Nel nostro paese soltanto un dottore di ricerca su dieci lavora come professore universitario o ricercatore, mentre all’estero lo stesso rapporto è di un dottore su quattro. Questi sono alcuni dei dati emersi dall’indagine ISTAT relativa all’inserimento lavorativo dei dottori di ricerca. L’Istituto nazionale di statistica ha rilevato, inoltre, che nel 2018, a sei anni dal conseguimento del dottorato, lavora il 93,8% dei dottori di ricerca, sta cercando lavoro il 4,6% mentre non lavora e non è interessato a lavorare l’1,6%. I valori rimangono simili anche a quattro anni dal conseguimento del titolo: il 93,8% lavora, è in cerca il 5% mentre non lavora e non cerca l’1,3%.
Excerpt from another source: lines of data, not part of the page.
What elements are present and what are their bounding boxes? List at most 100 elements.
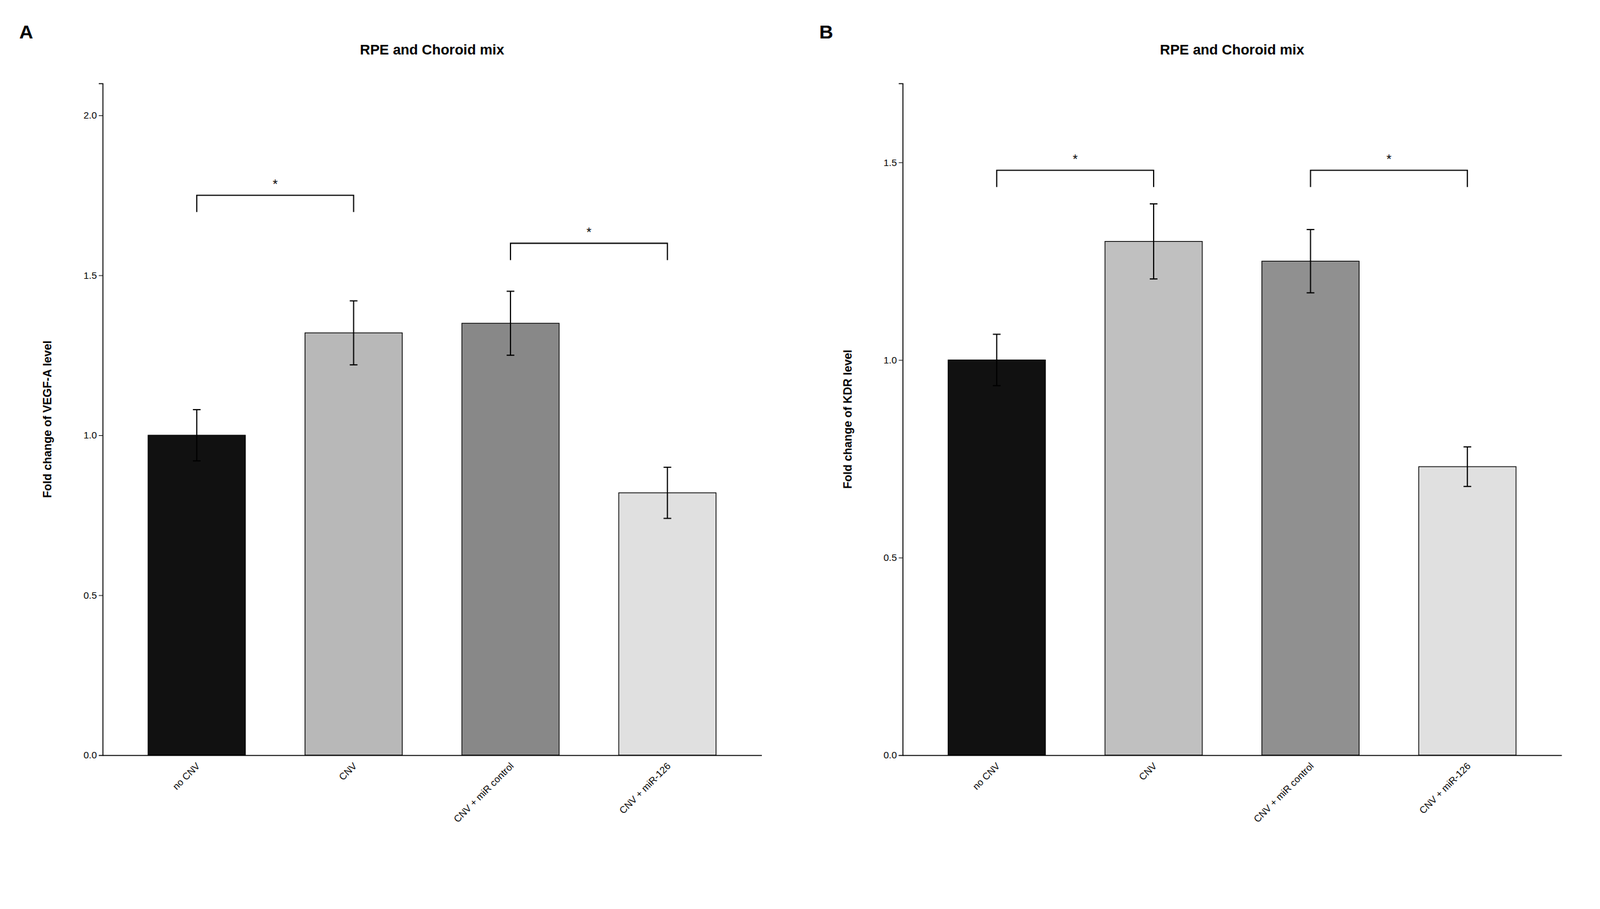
error-bar bbox=[1149, 203, 1158, 279]
error-bar-stem bbox=[196, 409, 198, 462]
y-tick-label: 0.0 bbox=[83, 749, 97, 761]
significance-label: * bbox=[1072, 151, 1078, 167]
error-bar bbox=[1306, 229, 1315, 294]
y-axis-line bbox=[98, 84, 104, 757]
x-tick: no CNV bbox=[970, 760, 1002, 792]
y-tick-label: 1.0 bbox=[883, 354, 898, 366]
bar bbox=[148, 435, 246, 756]
error-bar-cap bbox=[193, 409, 201, 411]
chart-canvas: 0.0 0.5 1.0 1.5 2.0 no CNV CNV CNV + miR contro… bbox=[0, 0, 1600, 909]
chart-title: RPE and Choroid mix bbox=[1160, 41, 1306, 58]
error-bar-cap bbox=[992, 385, 1001, 387]
y-tick-label: 0.5 bbox=[83, 589, 97, 601]
error-bar bbox=[506, 291, 515, 356]
bar bbox=[305, 332, 403, 756]
x-tick: CNV + miR-126 bbox=[1417, 760, 1474, 817]
error-bar-cap bbox=[193, 460, 201, 462]
bar bbox=[461, 323, 560, 756]
y-tick: 0.0 bbox=[83, 749, 103, 761]
y-tick-mark bbox=[899, 557, 903, 559]
y-axis: 0.0 0.5 1.0 1.5 2.0 bbox=[83, 84, 103, 762]
plot-area bbox=[148, 291, 717, 756]
x-tick: CNV bbox=[1136, 760, 1159, 783]
error-bar bbox=[349, 300, 358, 365]
significance-label: * bbox=[586, 225, 592, 240]
x-axis: no CNV CNV CNV + miR control CNV + miR-126 bbox=[902, 756, 1563, 826]
y-axis-title: Fold change of KDR level bbox=[841, 349, 855, 489]
significance-bracket bbox=[196, 195, 354, 213]
error-bar-cap bbox=[663, 466, 672, 469]
y-tick: 1.5 bbox=[883, 157, 903, 169]
x-tick: CNV bbox=[336, 760, 359, 783]
x-tick-label: CNV + miR-126 bbox=[1417, 760, 1474, 817]
bar bbox=[1104, 241, 1203, 756]
error-bar-cap bbox=[1149, 203, 1158, 205]
y-tick-label: 0.0 bbox=[883, 749, 898, 761]
x-tick: CNV + miR control bbox=[1251, 760, 1316, 825]
error-bar-stem bbox=[995, 334, 998, 386]
panel-label: B bbox=[819, 21, 834, 43]
x-tick-label: CNV + miR control bbox=[451, 760, 516, 825]
y-tick-mark bbox=[899, 755, 903, 757]
y-tick-label: 0.5 bbox=[883, 552, 898, 564]
error-bar-stem bbox=[666, 467, 669, 519]
error-bar-stem bbox=[1153, 203, 1155, 279]
error-bar-cap bbox=[663, 518, 672, 520]
y-tick-mark bbox=[98, 115, 103, 117]
y-tick-label: 2.0 bbox=[83, 109, 97, 121]
bar bbox=[618, 493, 717, 756]
y-tick: 0.5 bbox=[83, 589, 103, 601]
panel: 0.0 0.5 1.0 1.5 2.0 no CNV CNV CNV + miR contro… bbox=[19, 21, 762, 825]
significance-bracket bbox=[510, 243, 668, 261]
error-bar bbox=[1463, 446, 1472, 487]
x-tick-label: CNV bbox=[1136, 760, 1159, 783]
chart-title: RPE and Choroid mix bbox=[359, 41, 505, 58]
y-axis-title: Fold change of VEGF-A level bbox=[41, 340, 54, 498]
error-bar-cap bbox=[1306, 228, 1315, 231]
error-bar-stem bbox=[353, 300, 355, 365]
error-bar-cap bbox=[349, 364, 358, 366]
x-tick: CNV + miR-126 bbox=[616, 760, 673, 817]
x-tick-label: CNV + miR-126 bbox=[616, 760, 673, 817]
y-tick-mark bbox=[98, 435, 103, 437]
y-tick: 1.0 bbox=[883, 354, 903, 366]
y-tick-mark bbox=[98, 595, 103, 596]
error-bar-cap bbox=[1306, 292, 1315, 294]
y-tick: 0.5 bbox=[883, 552, 903, 564]
y-axis: 0.0 0.5 1.0 1.5 bbox=[883, 84, 903, 762]
x-tick-label: CNV + miR control bbox=[1251, 760, 1316, 825]
y-tick: 0.0 bbox=[883, 749, 903, 761]
error-bar-cap bbox=[1463, 446, 1472, 448]
significance-bracket bbox=[996, 170, 1154, 188]
y-tick-label: 1.5 bbox=[883, 157, 898, 169]
error-bar-cap bbox=[1149, 278, 1158, 280]
error-bar-stem bbox=[509, 291, 512, 356]
y-tick: 2.0 bbox=[83, 109, 103, 121]
bar bbox=[1262, 261, 1360, 756]
y-tick-label: 1.5 bbox=[83, 269, 97, 281]
x-tick: CNV + miR control bbox=[451, 760, 516, 825]
x-tick: no CNV bbox=[170, 760, 203, 792]
y-tick: 1.0 bbox=[83, 429, 103, 441]
error-bar-stem bbox=[1310, 229, 1312, 294]
y-tick-mark bbox=[98, 275, 103, 276]
significance-label: * bbox=[1386, 151, 1392, 167]
x-tick-label: no CNV bbox=[170, 760, 203, 792]
y-tick-label: 1.0 bbox=[83, 429, 97, 441]
bar bbox=[1418, 466, 1516, 756]
error-bar-cap bbox=[1463, 486, 1472, 488]
error-bar-cap bbox=[349, 300, 358, 302]
significance-label: * bbox=[272, 176, 278, 192]
panel: 0.0 0.5 1.0 1.5 no CNV CNV CNV + miR control CN… bbox=[819, 21, 1563, 825]
y-tick-mark bbox=[899, 360, 903, 362]
error-bar bbox=[663, 467, 672, 519]
significance-bracket bbox=[1310, 170, 1468, 188]
plot-area bbox=[947, 203, 1516, 756]
error-bar bbox=[193, 409, 201, 462]
y-tick: 1.5 bbox=[83, 269, 103, 281]
error-bar-cap bbox=[506, 354, 515, 356]
y-tick-mark bbox=[899, 162, 903, 163]
panel-label: A bbox=[19, 21, 34, 43]
error-bar-cap bbox=[506, 290, 515, 292]
x-tick-label: CNV bbox=[336, 760, 359, 783]
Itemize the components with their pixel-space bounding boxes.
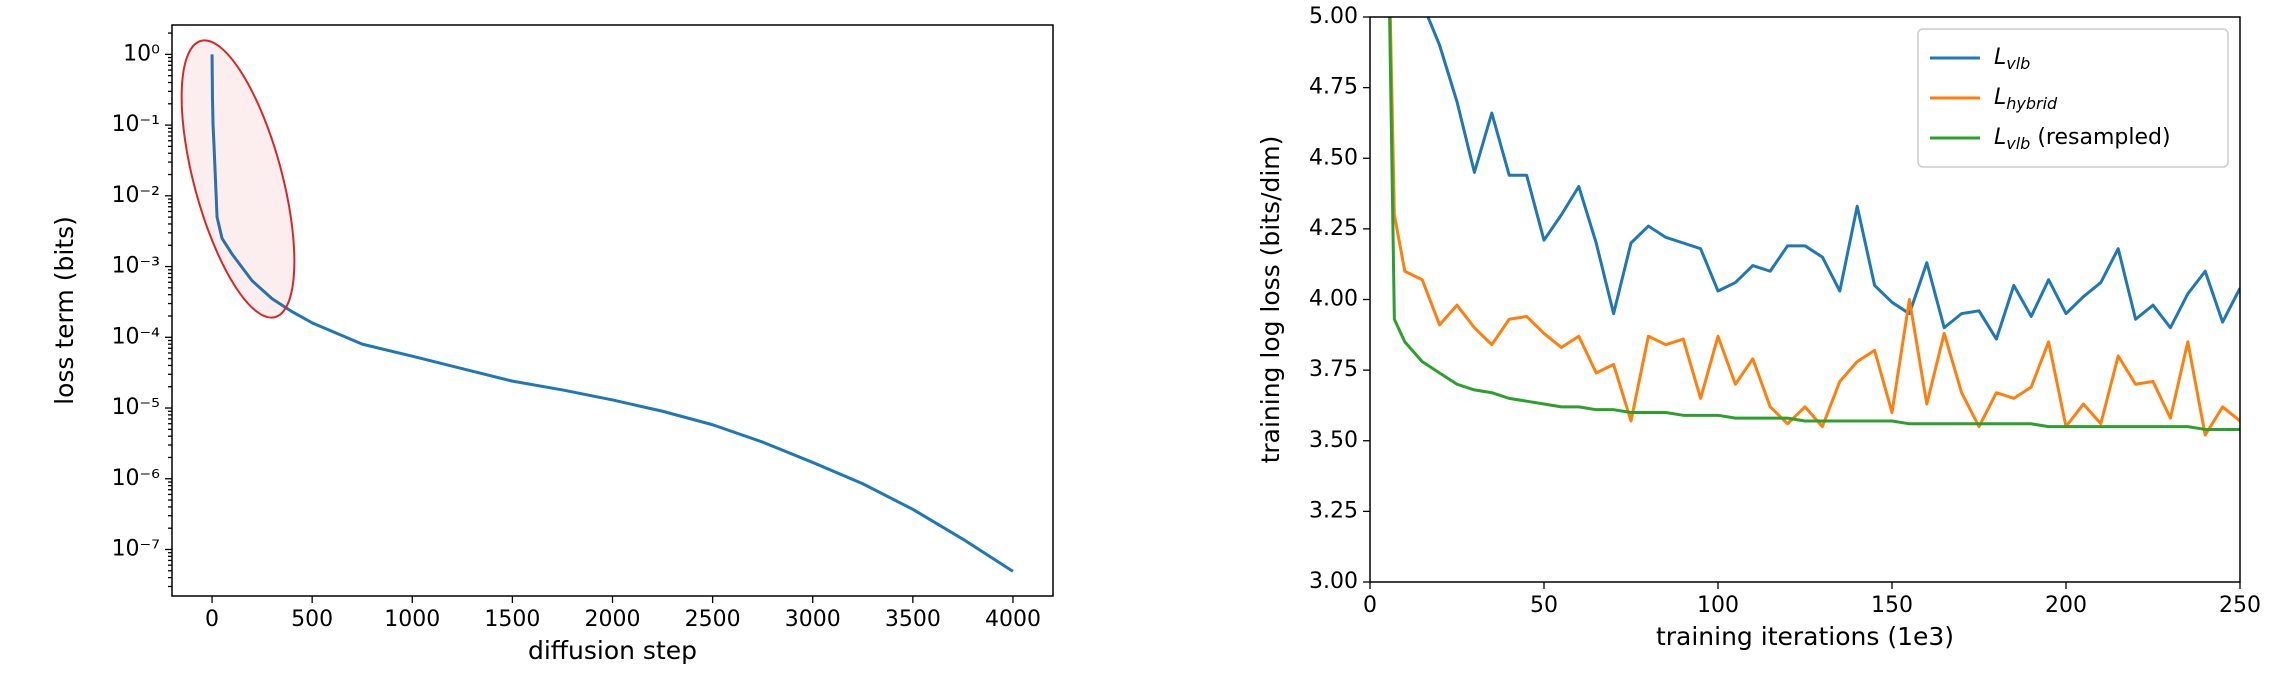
legend-label: Lhybrid — [1994, 85, 2058, 113]
legend-label: Lvlb (resampled) — [1994, 125, 2171, 153]
y-tick-label: 5.00 — [1309, 4, 1358, 29]
x-tick-label: 3500 — [885, 607, 941, 632]
right-chart: 0 50 100 150 200 250 3.00 3.25 3.50 3.75 4.00 4.25 4… — [1256, 4, 2261, 651]
left-chart: 0 500 1000 1500 2000 2500 3000 3500 4000 10⁻⁷ 10⁻⁶… — [50, 24, 1054, 665]
y-axis-label: training log loss (bits/dim) — [1256, 136, 1285, 464]
plot-frame — [171, 24, 1054, 597]
y-tick-label: 10⁰ — [123, 41, 160, 66]
x-tick-label: 100 — [1697, 593, 1739, 618]
y-tick-label: 10⁻⁴ — [112, 324, 161, 349]
series-line — [210, 54, 1014, 573]
x-tick-label: 250 — [2219, 593, 2261, 618]
y-tick-label: 4.25 — [1309, 216, 1358, 241]
x-tick-label: 200 — [2045, 593, 2087, 618]
x-tick-label: 3000 — [785, 607, 841, 632]
y-tick-label: 10⁻² — [112, 183, 160, 208]
x-tick-label: 1000 — [384, 607, 440, 632]
y-tick-label: 10⁻¹ — [112, 112, 160, 137]
x-tick-label: 150 — [1871, 593, 1913, 618]
x-tick-label: 2000 — [585, 607, 641, 632]
legend-box — [1917, 28, 2229, 168]
highlight-ellipse — [180, 39, 296, 319]
x-tick-label: 50 — [1530, 593, 1558, 618]
legend-label: Lvlb — [1994, 45, 2030, 73]
y-tick-label: 10⁻⁶ — [112, 466, 161, 491]
y-tick-label: 4.00 — [1309, 287, 1358, 312]
y-tick-label: 10⁻³ — [112, 254, 160, 279]
y-tick-label: 4.75 — [1309, 75, 1358, 100]
y-tick-label: 3.75 — [1309, 357, 1358, 382]
x-tick-label: 2500 — [685, 607, 741, 632]
series-line — [1388, 17, 2240, 431]
y-tick-label: 10⁻⁷ — [112, 536, 160, 561]
series-line — [1426, 17, 2240, 341]
x-tick-label: 4000 — [985, 607, 1041, 632]
y-tick-label: 10⁻⁵ — [112, 395, 160, 420]
y-tick-label: 3.00 — [1309, 569, 1358, 594]
series-line — [1388, 17, 2240, 437]
y-tick-label: 4.50 — [1309, 145, 1358, 170]
x-axis-label: training iterations (1e3) — [1656, 622, 1954, 651]
x-tick-label: 500 — [291, 607, 333, 632]
x-tick-label: 0 — [1363, 593, 1377, 618]
x-axis-label: diffusion step — [528, 636, 697, 665]
x-tick-label: 1500 — [484, 607, 540, 632]
y-tick-label: 3.25 — [1309, 498, 1358, 523]
x-tick-label: 0 — [205, 607, 219, 632]
y-axis-label: loss term (bits) — [50, 216, 79, 405]
y-tick-label: 3.50 — [1309, 428, 1358, 453]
Aumentano rispetto al passato gli occupati nell’ambito del settore dell’istruzione non universitaria che passano dal 12,4% (dati del 2004) al 17% (dati del 2012). Confrontando i dati di quest’anno con quelli dell’edizione precedente dell’indagine condotta nel 2014 (relativa alle coorti di dottori di ricerca del 2008 e 2010), il tasso di occupazione a sei anni è sostanzialmente stabile invece è migliore di 2,3 punti percentuali quello a quattro anni. A distanza di sei anni dal titolo il 24,1% dei dottori occupati è impiegato nel settore dell’istruzione universitaria. Di questi, il 51,1% con un lavoro dipendente mentre il 36,6% è finanziato da assegni di ricerca.
Sebbene sia in calo la soddisfazione che ne deriva, il dottorato è giudicato utile da più del 79% degli occupati per accedere al lavoro dopo il conseguimento del titolo. Tra coloro che sono occupati solo il 15,2% ha migliorato la propria posizione.